6. When finished, wipe slide clean with paper towel. Place paper towel with guts and paper
towel with carcasses are into small biohazard bag and put in trash. Gloves are worn
throughout procedure and also care taken not to let any infected mosquitoes escape.
Results and Discussion
This assay is an essential tool for anyone wishing to determine how an experimental treatment
affects the P. falciparum development in anopheline mosquitoes. Although the feeding
mechanism is artificial, the vector-parasite interaction is more applicable to natural infection
contexts than the rodent parasite model, P. berghei. This assay is limited in that the investigator
must have access to a successful P. falciparum gametocyte culture but is quite easy to carry out
if a culture can be obtained. P. falciparum infection has become particularly critical for research
in the immune response of mosquitoes since immunity to P. berghei and immunity to P.

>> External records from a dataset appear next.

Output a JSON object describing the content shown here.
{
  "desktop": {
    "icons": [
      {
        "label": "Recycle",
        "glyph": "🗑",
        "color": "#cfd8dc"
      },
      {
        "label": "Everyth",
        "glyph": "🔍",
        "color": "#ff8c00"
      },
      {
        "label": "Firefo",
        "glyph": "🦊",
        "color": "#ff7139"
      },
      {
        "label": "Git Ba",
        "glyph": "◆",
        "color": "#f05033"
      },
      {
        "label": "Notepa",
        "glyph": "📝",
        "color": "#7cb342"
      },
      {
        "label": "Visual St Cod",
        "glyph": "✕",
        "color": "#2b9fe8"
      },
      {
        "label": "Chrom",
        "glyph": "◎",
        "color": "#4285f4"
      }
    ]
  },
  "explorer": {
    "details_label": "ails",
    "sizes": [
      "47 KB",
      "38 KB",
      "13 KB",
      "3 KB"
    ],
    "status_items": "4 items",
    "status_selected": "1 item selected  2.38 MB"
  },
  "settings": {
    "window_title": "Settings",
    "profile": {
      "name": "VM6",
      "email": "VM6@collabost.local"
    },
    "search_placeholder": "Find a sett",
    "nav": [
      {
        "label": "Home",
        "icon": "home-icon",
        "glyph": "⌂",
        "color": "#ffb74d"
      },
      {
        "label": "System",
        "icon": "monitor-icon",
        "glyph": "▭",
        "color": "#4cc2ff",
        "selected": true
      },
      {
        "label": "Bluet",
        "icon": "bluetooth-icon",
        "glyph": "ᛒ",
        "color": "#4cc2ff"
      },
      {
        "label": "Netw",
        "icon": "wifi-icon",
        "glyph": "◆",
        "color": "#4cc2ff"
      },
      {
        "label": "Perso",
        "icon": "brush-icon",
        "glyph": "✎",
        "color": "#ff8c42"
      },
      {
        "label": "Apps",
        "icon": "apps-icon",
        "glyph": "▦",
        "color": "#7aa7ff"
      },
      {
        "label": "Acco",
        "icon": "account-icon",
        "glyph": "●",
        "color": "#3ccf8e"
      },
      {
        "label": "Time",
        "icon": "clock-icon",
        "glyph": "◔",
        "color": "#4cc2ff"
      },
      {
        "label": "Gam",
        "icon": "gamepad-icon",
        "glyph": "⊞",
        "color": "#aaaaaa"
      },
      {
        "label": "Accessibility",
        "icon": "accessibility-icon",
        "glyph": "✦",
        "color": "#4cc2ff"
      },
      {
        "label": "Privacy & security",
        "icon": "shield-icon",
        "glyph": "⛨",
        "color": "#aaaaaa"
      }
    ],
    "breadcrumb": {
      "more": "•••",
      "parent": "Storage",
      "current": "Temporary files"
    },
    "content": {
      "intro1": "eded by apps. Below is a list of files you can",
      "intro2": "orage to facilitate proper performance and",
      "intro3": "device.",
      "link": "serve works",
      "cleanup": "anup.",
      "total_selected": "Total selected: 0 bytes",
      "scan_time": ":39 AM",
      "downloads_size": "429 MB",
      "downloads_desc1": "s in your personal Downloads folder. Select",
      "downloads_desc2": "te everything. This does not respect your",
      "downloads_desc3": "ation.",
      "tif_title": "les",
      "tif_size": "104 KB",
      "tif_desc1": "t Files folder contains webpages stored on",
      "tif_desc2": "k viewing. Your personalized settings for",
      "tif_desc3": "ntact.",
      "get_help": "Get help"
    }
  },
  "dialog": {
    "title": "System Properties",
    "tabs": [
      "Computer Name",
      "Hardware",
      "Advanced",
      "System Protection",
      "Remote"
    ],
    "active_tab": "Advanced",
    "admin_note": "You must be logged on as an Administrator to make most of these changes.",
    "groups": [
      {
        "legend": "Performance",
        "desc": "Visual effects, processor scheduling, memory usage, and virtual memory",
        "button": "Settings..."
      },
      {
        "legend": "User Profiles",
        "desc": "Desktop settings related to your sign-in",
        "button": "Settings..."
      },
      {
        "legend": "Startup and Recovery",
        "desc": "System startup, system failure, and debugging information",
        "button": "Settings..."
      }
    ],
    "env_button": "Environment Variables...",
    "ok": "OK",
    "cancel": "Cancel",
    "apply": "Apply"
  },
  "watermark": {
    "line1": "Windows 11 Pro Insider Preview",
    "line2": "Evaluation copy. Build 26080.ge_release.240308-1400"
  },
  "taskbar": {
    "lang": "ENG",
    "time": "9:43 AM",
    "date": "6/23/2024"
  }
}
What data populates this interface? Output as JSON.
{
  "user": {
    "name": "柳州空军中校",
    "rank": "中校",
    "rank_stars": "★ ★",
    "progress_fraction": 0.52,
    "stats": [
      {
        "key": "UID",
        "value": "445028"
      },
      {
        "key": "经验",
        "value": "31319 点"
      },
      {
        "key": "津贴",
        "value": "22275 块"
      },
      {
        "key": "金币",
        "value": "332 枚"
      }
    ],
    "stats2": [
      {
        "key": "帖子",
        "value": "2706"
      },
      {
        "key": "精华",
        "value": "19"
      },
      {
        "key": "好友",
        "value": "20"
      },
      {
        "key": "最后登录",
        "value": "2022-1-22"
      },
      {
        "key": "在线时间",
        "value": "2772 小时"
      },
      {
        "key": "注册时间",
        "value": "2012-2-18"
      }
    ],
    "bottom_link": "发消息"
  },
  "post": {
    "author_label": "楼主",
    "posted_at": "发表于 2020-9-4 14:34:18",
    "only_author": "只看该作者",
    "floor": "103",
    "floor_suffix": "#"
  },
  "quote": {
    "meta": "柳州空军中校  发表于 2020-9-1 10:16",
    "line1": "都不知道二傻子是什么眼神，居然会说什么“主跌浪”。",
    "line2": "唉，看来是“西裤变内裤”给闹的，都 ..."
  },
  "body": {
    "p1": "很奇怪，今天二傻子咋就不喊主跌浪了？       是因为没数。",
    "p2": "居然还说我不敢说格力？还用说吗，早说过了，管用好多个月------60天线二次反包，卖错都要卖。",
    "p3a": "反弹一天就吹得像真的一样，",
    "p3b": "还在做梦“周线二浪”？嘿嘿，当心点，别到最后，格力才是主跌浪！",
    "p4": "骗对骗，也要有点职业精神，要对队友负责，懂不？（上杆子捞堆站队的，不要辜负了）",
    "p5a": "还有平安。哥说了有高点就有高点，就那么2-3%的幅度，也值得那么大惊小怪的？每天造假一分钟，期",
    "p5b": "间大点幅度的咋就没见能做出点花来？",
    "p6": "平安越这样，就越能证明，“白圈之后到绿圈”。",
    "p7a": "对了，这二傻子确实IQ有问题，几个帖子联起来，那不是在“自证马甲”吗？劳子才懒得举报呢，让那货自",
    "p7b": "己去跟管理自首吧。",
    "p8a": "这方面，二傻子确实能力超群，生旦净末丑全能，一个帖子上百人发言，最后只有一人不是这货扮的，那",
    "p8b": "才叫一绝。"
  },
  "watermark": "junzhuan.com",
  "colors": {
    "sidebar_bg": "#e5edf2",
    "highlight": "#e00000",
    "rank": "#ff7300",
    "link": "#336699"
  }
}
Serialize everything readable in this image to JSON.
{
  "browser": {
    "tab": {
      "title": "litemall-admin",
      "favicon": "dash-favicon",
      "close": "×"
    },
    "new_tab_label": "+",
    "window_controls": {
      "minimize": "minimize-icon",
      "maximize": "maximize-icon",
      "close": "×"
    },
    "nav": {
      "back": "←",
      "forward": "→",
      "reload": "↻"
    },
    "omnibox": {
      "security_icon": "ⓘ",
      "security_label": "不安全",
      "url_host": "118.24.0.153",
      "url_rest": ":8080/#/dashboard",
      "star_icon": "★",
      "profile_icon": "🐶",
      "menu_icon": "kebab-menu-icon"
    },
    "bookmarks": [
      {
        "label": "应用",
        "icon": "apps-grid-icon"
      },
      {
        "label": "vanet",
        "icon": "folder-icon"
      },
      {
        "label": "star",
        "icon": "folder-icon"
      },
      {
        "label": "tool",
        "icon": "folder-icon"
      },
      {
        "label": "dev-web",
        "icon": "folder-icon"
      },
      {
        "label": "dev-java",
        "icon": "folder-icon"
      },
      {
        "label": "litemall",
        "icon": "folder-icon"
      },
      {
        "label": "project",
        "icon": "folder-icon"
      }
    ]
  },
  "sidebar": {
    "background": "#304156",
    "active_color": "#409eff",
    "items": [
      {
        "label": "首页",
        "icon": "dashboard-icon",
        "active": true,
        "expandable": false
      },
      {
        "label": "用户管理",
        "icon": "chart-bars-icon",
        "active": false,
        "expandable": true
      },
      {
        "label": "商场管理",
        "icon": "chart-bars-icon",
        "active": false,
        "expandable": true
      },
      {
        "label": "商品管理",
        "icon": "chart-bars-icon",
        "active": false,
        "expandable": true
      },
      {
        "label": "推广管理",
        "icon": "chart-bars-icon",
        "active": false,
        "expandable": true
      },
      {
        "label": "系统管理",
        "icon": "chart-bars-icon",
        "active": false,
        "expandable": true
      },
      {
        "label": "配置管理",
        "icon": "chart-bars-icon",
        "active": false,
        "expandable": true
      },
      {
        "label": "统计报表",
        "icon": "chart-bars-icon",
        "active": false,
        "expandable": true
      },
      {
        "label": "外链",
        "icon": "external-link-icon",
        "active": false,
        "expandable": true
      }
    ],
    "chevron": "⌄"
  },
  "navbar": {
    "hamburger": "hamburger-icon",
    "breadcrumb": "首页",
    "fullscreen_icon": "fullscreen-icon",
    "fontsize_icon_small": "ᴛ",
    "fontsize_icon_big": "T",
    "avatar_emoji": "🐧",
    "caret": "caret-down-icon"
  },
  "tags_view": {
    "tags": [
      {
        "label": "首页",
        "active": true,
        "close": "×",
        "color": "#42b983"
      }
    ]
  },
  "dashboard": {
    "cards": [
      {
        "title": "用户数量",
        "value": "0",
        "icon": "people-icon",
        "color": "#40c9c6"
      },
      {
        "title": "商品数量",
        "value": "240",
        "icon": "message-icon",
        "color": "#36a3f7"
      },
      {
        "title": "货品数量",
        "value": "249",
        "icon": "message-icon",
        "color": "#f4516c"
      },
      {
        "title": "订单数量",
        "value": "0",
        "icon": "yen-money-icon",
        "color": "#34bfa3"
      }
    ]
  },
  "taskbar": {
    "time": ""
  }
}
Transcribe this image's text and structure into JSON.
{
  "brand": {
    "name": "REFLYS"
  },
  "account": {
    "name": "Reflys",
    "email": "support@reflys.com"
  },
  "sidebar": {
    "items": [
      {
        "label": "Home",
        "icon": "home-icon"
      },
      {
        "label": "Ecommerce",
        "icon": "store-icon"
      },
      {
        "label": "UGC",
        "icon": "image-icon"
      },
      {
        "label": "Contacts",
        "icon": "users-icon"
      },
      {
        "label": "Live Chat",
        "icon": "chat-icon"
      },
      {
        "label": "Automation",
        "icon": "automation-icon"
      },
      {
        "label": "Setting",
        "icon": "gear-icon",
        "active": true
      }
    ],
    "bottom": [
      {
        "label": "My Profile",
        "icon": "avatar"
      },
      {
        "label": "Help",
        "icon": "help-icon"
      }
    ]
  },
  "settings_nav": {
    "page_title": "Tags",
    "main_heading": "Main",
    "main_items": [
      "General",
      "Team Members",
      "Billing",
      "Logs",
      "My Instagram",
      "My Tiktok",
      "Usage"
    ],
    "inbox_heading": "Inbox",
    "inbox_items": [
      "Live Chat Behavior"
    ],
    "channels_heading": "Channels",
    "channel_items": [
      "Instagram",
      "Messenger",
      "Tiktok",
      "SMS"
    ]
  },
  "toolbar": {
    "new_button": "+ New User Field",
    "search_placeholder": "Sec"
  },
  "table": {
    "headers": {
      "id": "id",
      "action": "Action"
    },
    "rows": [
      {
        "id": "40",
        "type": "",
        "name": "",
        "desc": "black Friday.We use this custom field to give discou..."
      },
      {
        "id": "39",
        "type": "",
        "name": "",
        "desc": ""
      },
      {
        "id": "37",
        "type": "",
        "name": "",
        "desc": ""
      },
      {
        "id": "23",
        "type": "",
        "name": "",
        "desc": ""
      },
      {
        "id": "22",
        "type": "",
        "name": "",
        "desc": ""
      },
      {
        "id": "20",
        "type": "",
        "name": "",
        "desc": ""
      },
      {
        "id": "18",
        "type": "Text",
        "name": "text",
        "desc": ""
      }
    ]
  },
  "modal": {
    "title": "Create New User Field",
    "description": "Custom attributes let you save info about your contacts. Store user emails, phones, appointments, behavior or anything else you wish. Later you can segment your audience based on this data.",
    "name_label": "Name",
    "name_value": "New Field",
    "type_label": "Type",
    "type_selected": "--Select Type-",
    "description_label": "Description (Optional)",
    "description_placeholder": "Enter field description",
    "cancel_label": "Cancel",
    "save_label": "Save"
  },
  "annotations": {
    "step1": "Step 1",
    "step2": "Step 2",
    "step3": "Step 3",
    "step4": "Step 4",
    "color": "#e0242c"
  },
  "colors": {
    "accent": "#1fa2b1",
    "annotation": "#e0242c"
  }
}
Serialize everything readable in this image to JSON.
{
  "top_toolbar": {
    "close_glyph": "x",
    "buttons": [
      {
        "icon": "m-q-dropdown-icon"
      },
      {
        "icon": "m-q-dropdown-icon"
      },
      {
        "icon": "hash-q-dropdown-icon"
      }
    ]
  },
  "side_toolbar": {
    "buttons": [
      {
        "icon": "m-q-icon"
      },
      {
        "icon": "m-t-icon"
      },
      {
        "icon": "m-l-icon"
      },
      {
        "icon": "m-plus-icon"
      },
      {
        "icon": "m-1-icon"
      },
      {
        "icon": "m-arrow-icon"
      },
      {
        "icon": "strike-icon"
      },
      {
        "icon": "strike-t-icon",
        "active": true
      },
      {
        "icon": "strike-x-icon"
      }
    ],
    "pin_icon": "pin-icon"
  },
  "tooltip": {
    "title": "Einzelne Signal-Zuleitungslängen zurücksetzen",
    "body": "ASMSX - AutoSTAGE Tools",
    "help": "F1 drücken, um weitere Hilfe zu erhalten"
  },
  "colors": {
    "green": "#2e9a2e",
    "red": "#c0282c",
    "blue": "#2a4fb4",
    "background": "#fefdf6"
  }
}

falciparum are different (Cohuet, et al. 2006; Dong, et al. 2006). This is probably why more and
more investigators in this field are utilizing methods such as this one to score infection
phenotypes.
Benedict, M. (1997). Care and maintenance of anopheline mosquitoes. The molecular biology of
disease vectors: A methods manual. J. Crampton, C. Beard and C. Louis. London, Champman
and Hall: 3-12.
Cohuet, A., M. A. Osta, et al. (2006). "Anopheles and Plasmodium: from laboratory models to
natural systems in the field." EMBO Rep 7(12): 1285-9.
Dong, Y., R. Aguilar, et al. (2006). "Anopheles gambiae immune responses to human and rodent
Plasmodium parasite species." PLoS Pathog. 2(6): e52.
Figure 1: Midgut oocysts visualized by light microscopy. Using mercurochrome staining,
oocysts are visible in a midgut dissected from an infection mosquito at 7 days post-feeding.